Il comma 1051, modificato al Senato, incrementa a decorrere dal 1° gennaio 2019 dell’1,35 e dell’1,25 per cento le aliquote del prelievo erariale unico (Preu) applicabili rispettivamente agli apparecchi cosiddetti new slot e videolottery, ma “l’aumento del prelievo fiscale sulle concessionarie non avrà come conseguenza la riduzione dei punti gioco”.
Casinò ormai superati
Il comma 570 dell’articolo 1, introdotto al Senato, modifica i contenuti dell’incarico assegnato al commissario straordinario per la gestione della casa da gioco di Campione d’Italia, come previsto dal decreto legge 119/2018: il commissario potrà elaborare un programma di risanamento del gestore; il nuovo gestore potrà essere individuato anche attraverso la costituzione di una nuova società interamente partecipata con capitale pubblico; il piano degli interventi deve essere soggetto all’approvazione del Ministero dell’Interno. “Sono in sfacelo – sottolinea D’Urso – le quattro case di gioco presenti in Italia, perché la gente immediatamente vuole vedere il risultato.
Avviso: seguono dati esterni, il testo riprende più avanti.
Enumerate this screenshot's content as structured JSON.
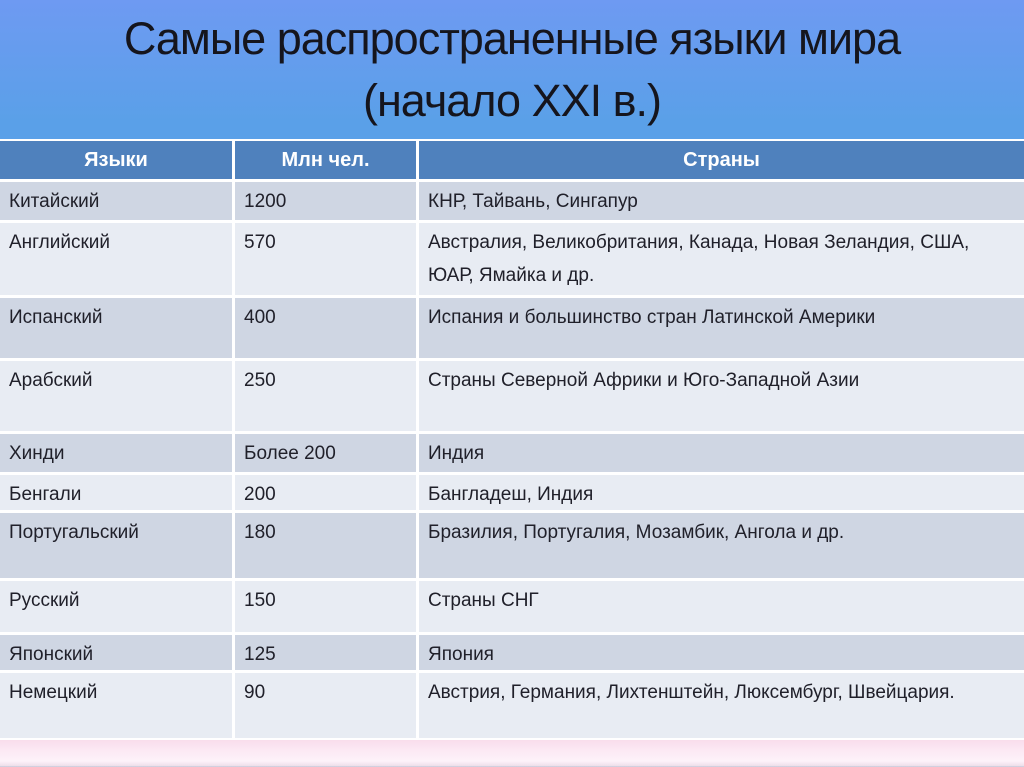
{
  "slide": {
    "title": "Самые распространенные языки мира (начало XXI в.)"
  },
  "table": {
    "columns": [
      "Языки",
      "Млн чел.",
      "Страны"
    ],
    "rows": [
      {
        "language": "Китайский",
        "speakers_mln": "1200",
        "countries": "КНР, Тайвань, Сингапур"
      },
      {
        "language": "Английский",
        "speakers_mln": "570",
        "countries": "Австралия, Великобритания, Канада, Новая Зеландия, США, ЮАР, Ямайка и др."
      },
      {
        "language": "Испанский",
        "speakers_mln": "400",
        "countries": "Испания и большинство стран Латинской Америки"
      },
      {
        "language": "Арабский",
        "speakers_mln": "250",
        "countries": "Страны Северной Африки и Юго-Западной Азии"
      },
      {
        "language": "Хинди",
        "speakers_mln": "Более 200",
        "countries": "Индия"
      },
      {
        "language": "Бенгали",
        "speakers_mln": "200",
        "countries": "Бангладеш, Индия"
      },
      {
        "language": "Португальский",
        "speakers_mln": "180",
        "countries": "Бразилия, Португалия, Мозамбик, Ангола и др."
      },
      {
        "language": "Русский",
        "speakers_mln": "150",
        "countries": "Страны СНГ"
      },
      {
        "language": "Японский",
        "speakers_mln": "125",
        "countries": "Япония"
      },
      {
        "language": "Немецкий",
        "speakers_mln": "90",
        "countries": "Австрия, Германия, Лихтенштейн, Люксембург, Швейцария."
      }
    ]
  },
  "colors": {
    "header_bg": "#4f81bd",
    "row_dark": "#cfd6e3",
    "row_light": "#e8ecf3",
    "body_text": "#20202a",
    "title_color": "#15151d",
    "background_blue_top": "#6e9af2",
    "background_blue": "#55a1e6",
    "footer_pink": "#fce9f4"
  }
}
Per giocare non c’è più bisogno di andare a Sanremo o a Campione d’Italia, dove il casinò è fallito. E ora lo Stato dovrebbe dare al comune i soldi per i debiti che ha contratto per costruire il casinò, invece di pensare a chi non ha lavoro! Ed è assurdo se si pensa che nel 2018 è ancora aumentata la raccolta, legata all’azzardo, raggiungendo quota 107,3 miliardi di euro, tra slot, scommesse, Gratta e vinci, Lotto, Superenalotto, Bingo e altri giochi, superando del 5,6% la cifra raccolta nel 2017. La verità è che lo Stato vuole continuare a espandere il gioco in maniera subdola per assicurarsi altri soldi. Non c’è la volontà di rendersi conto delle conseguenze dell’azzardo”.
Tre convegni
La Consulta nazionale antiusura, ci anticipa il presidente, organizzerà tre convegni, uno al Nord, uno al Centro e l’altro al Sud, per chiedere di dare la possibilità a Regioni e comuni di legiferare in materia di azzardo, perché sono gli enti locali a conoscere i problemi reali delle persone”. “Per il Meridione l’appuntamento sarà il 20 febbraio a Palermo – racconta il sacerdote -, mentre dobbiamo decidere ancora le date per Torino e Roma. Se facessimo un referendum, uscirebbero non i ‘gilet gialli’, ma i ‘gilet delle famiglie disperate’ che hanno perduto tutto per l’azzardo. Sono, infatti, in aumento le persone compulsive che vivono in maniera patologica il gioco. Abbiamo notizie brutte da ogni parte d’Italia”. Dal fenomeno non sono esclusi gli immigrati:“Dovrebbe farsi una verifica su quante sale gioco stanno aprendo gli stranieri, dove vanno a giocare tanti migranti – suggerisce mons. D’Urso -. Ma c’è un particolare in più: spesso sorgono vicino ai compra oro, dove gli immigrati vendono le loro poche cose per poter giocare”. Un fenomeno, insomma, che miete vittime sempre tra i più deboli.